Quand nous arrivâmes devant le juge, qui était un ancien gentilhomme de Bloomsbury, le commissaire ayant d'abord sommairement rendu compte de l'affaire, le juge me pria de parler, et d'articuler ce que j'avais à dire, et d'abord il me demanda mon nom, que j'étais très répugnante à donner, mais il n'y avait point de remède; de sorte que je lui dis que mon nom était Mary Flanders; que j'étais veuve, mon mari, qui était capitaine marin, étant mort pendant un voyage en Virginie; et d'autres circonstances que j'ajoutai et auxquelles il ne pourrait jamais contredire, et que je logeais à présent en ville, avec telle personne, nommant ma gouvernante; mais que je me préparais à partir pour l'Amérique où se trouvaient les effets de mon mari; et que j'allais ce jour-là pour m'acheter des vêtements afin de m'habiller en demi-deuil, mais que je n'étais encore entrée dans aucune boutique, lorsque cet individu, désignant le compagnon du mercier, s'était rué tout courant sur moi avec tant de furie que j'avais été bien effrayée, et m'avait emmenée à la boutique de son maître; où, malgré que son maître reconnût que je n'étais point la personne, il n'avait pas voulu me relâcher, mais m'avait mandée à un commissaire.

Puis je continuai à dire la façon en laquelle les compagnons merciers m'avaient traitée; comment ils n'avaient point voulu souffrir que j'envoyasse chercher aucun de mes amis; comment ensuite, ils avaient trouvé la vraie voleuse, sur laquelle ils avaient retrouvé les marchandises volées, et tous les détails comme il a été dit.

Puis le commissaire exposa son cas; son dialogue avec le mercier au sujet de ma mise en liberté, et enfin le refus qu'avait fait son valet de l'accompagner, quand je le lui avais mandé et les encouragements que son maître lui avait donnés là-dessus; comment enfin il avait frappé le commissaire et tout le reste ainsi que je l'ai déjà raconté.

Le juge ensuite écouta le mercier et son compagnon.

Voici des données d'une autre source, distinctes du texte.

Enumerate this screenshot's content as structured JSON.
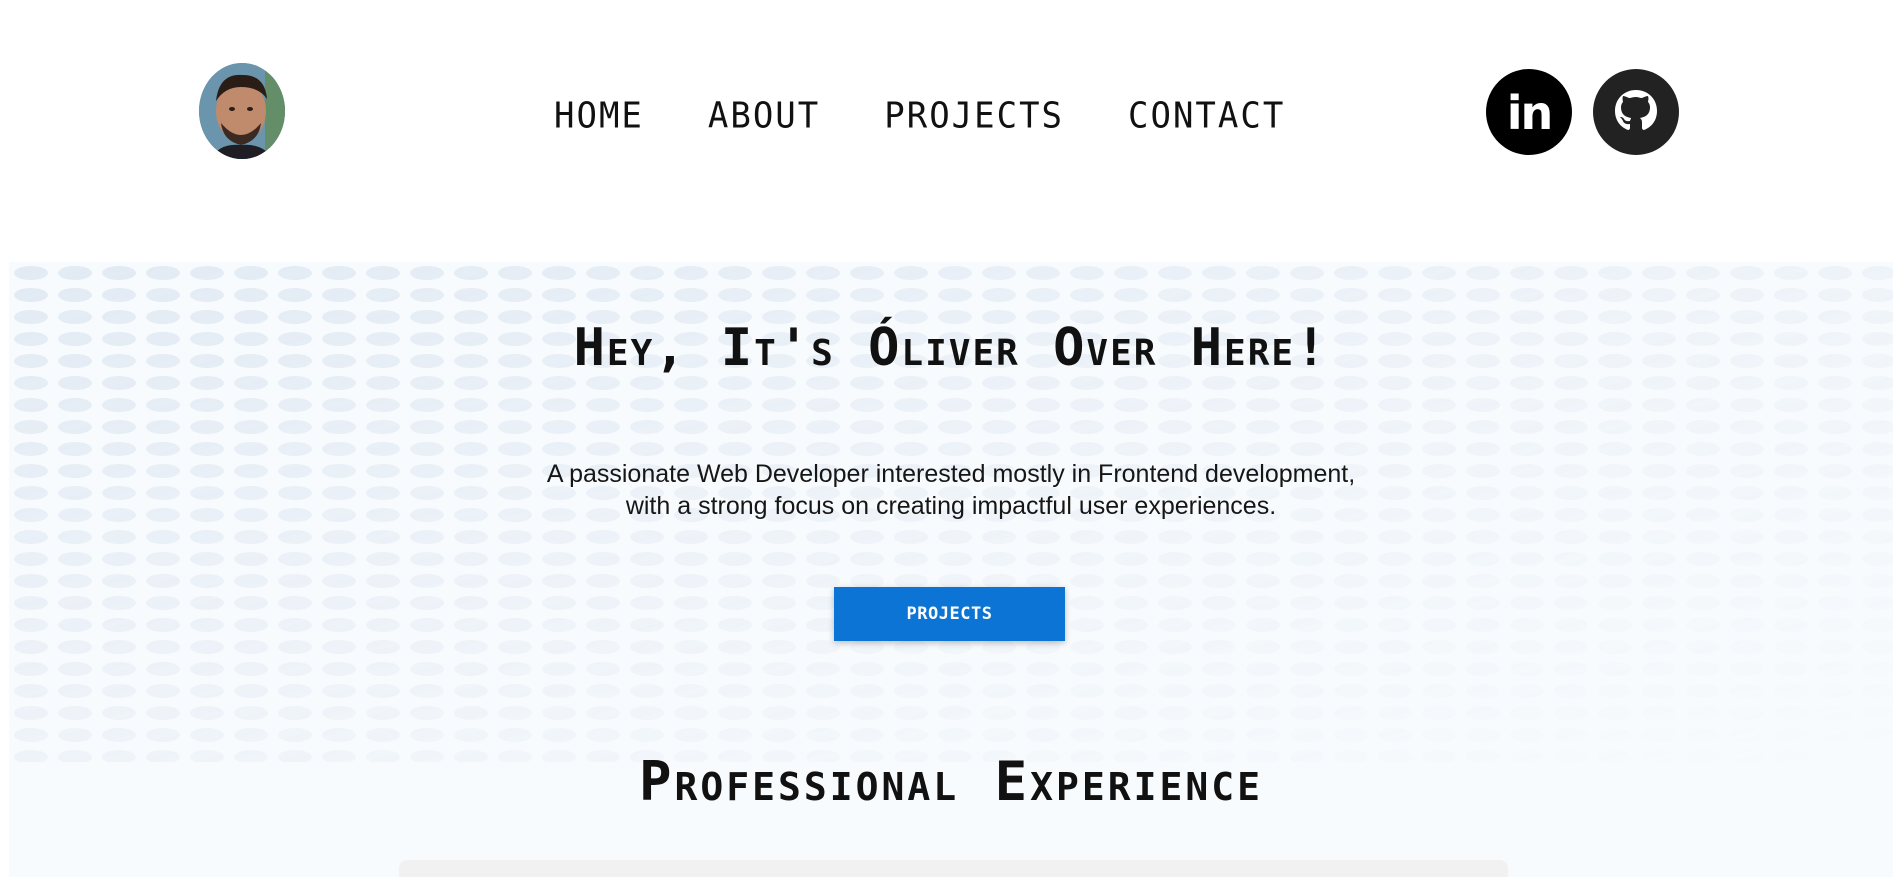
{
  "header": {
    "avatar_alt": "Profile photo",
    "nav": [
      {
        "label": "HOME"
      },
      {
        "label": "ABOUT"
      },
      {
        "label": "PROJECTS"
      },
      {
        "label": "CONTACT"
      }
    ],
    "social": {
      "linkedin_label": "in",
      "linkedin_icon": "linkedin-icon",
      "github_icon": "github-icon"
    }
  },
  "hero": {
    "title": "Hey, It's Óliver Over Here!",
    "description_line1": "A passionate Web Developer interested mostly in Frontend development,",
    "description_line2": "with a strong focus on creating impactful user experiences.",
    "cta_label": "PROJECTS"
  },
  "experience": {
    "title": "Professional Experience"
  },
  "colors": {
    "accent": "#0b74d4",
    "hero_background": "#f8fbfd",
    "text": "#111111"
  }
}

Le mercier vraiment fit une longue harangue sur la grande perte qu'ils subissent journellement par les filous et les voleurs; qu'il leur était facile de se tromper et que lorsqu'il avait découvert son erreur, il avait voulu me relâcher, etc., comme ci-dessus. Quant au compagnon, il eut bien peu à dire, sinon qu'il prétendit que les autres lui avaient dit que j'étais vraiment la personne.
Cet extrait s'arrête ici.